Hi @<1543766544847212544:profile|SorePelican79> , ClearML can certainly do that. For this you have the Datasets feature.
None
This will allow you to version and track your data super easily 🙂
Hi John, thank you. However, I could not find a hint there how to versionize tablular data. Our data is essentially a huge data frame where each ground truth data point is a row with a unique id. How can I track in clearML that this and that row was part of experiment x because it belonged to test/training data set y?
Hi @<1543766544847212544:profile|SorePelican79> , I don't think you can track the data inside the dataset. Maybe @<1523701087100473344:profile|SuccessfulKoala55> , might have an idea
How can I track in clearML that this and that row was part of experiment x because it belonged to test/training data set y?

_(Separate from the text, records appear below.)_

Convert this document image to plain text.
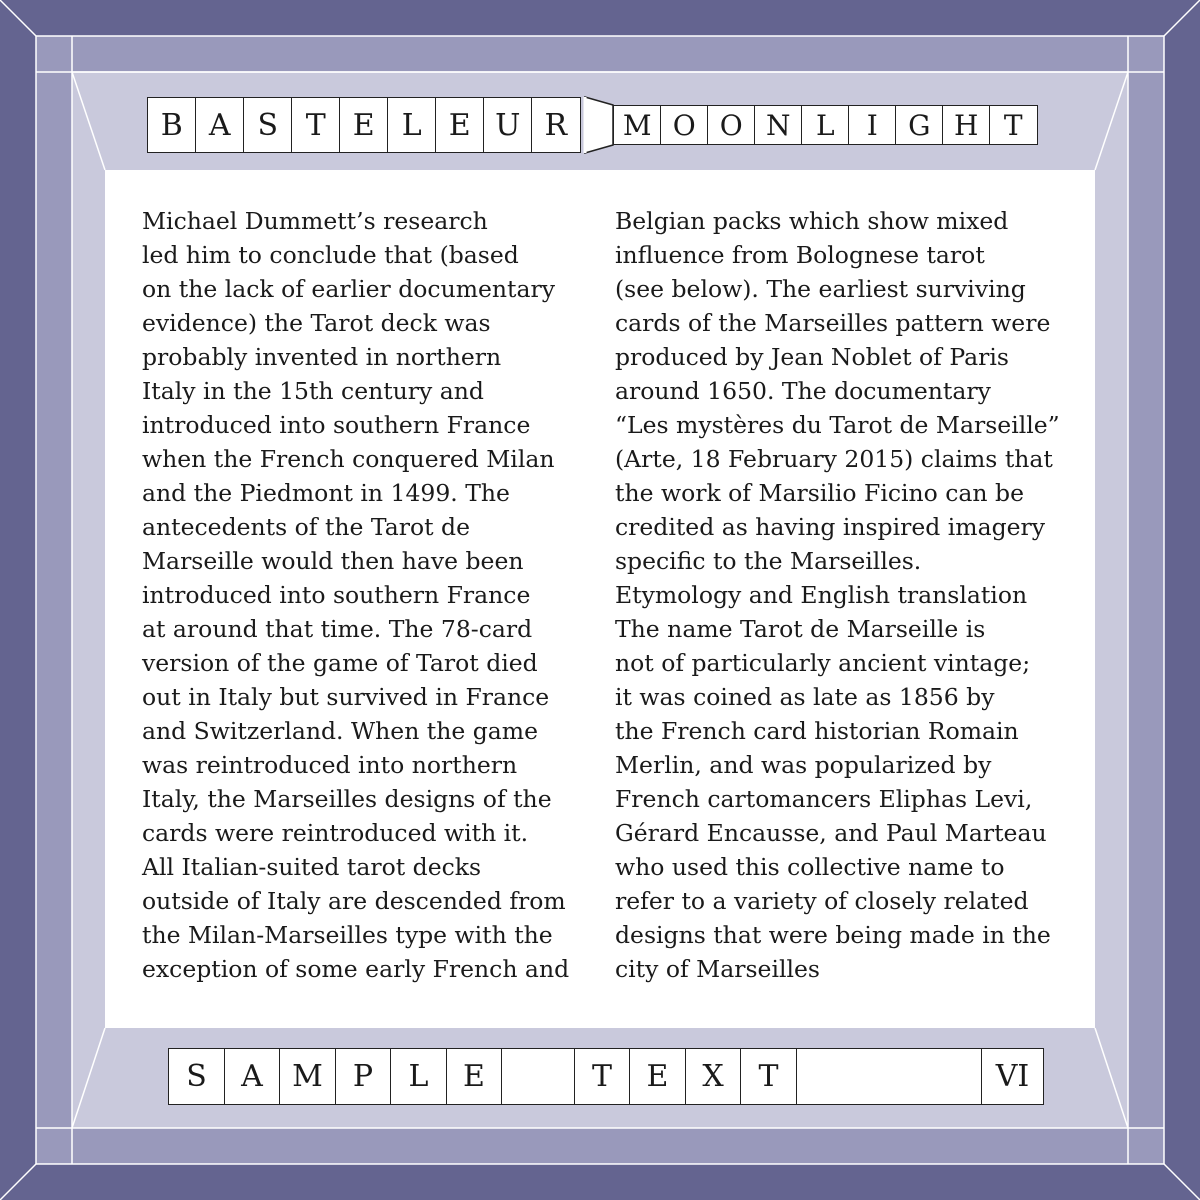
B A S T E L E U R	M O O N L	I	G H T
Michael Dummett’s research
led him to conclude that (based
on the lack of earlier documentary
evidence) the Tarot deck was
probably invented in northern
Italy in the 15th century and
introduced into southern France
when the French conquered Milan
and the Piedmont in 1499. The
antecedents of the Tarot de
Marseille would then have been
introduced into southern France
at around that time. The 78-card
version of the game of Tarot died
out in Italy but survived in France
and Switzerland. When the game
was reintroduced into northern
Italy, the Marseilles designs of the
cards were reintroduced with it.
All Italian-suited tarot decks
outside of Italy are descended from
the Milan-Marseilles type with the
exception of some early French and
Belgian packs which show mixed
influence from Bolognese tarot
(see below). The earliest surviving
cards of the Marseilles pattern were
produced by Jean Noblet of Paris
around 1650. The documentary
“Les mystères du Tarot de Marseille”
(Arte, 18 February 2015) claims that
the work of Marsilio Ficino can be
credited as having inspired imagery
specific to the Marseilles.
Etymology and English translation
The name Tarot de Marseille is
not of particularly ancient vintage;
it was coined as late as 1856 by
the French card historian Romain
Merlin, and was popularized by
French cartomancers Eliphas Levi,
Gérard Encausse, and Paul Marteau
who used this collective name to
refer to a variety of closely related
designs that were being made in the
city of Marseilles
S	A M	P	L	E	T	E	X	T	VI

Hi @<1543766544847212544:profile|SorePelican79>
the experiments themselves will have a link to the Dataset they were using. From a dataset perspective, the idea is not to limit you, so essentially it will package all your files, and retrieve them when you fetch the datset. In terms of specifying a row / sample. My suggestion is to mark those rows when training and while training create a New version with those marked rows (or maybe just of the rows that you used). This new dataset version will also be linked to the creating Task, so you end up with full provenance and lineage of models/datasets , wdyt?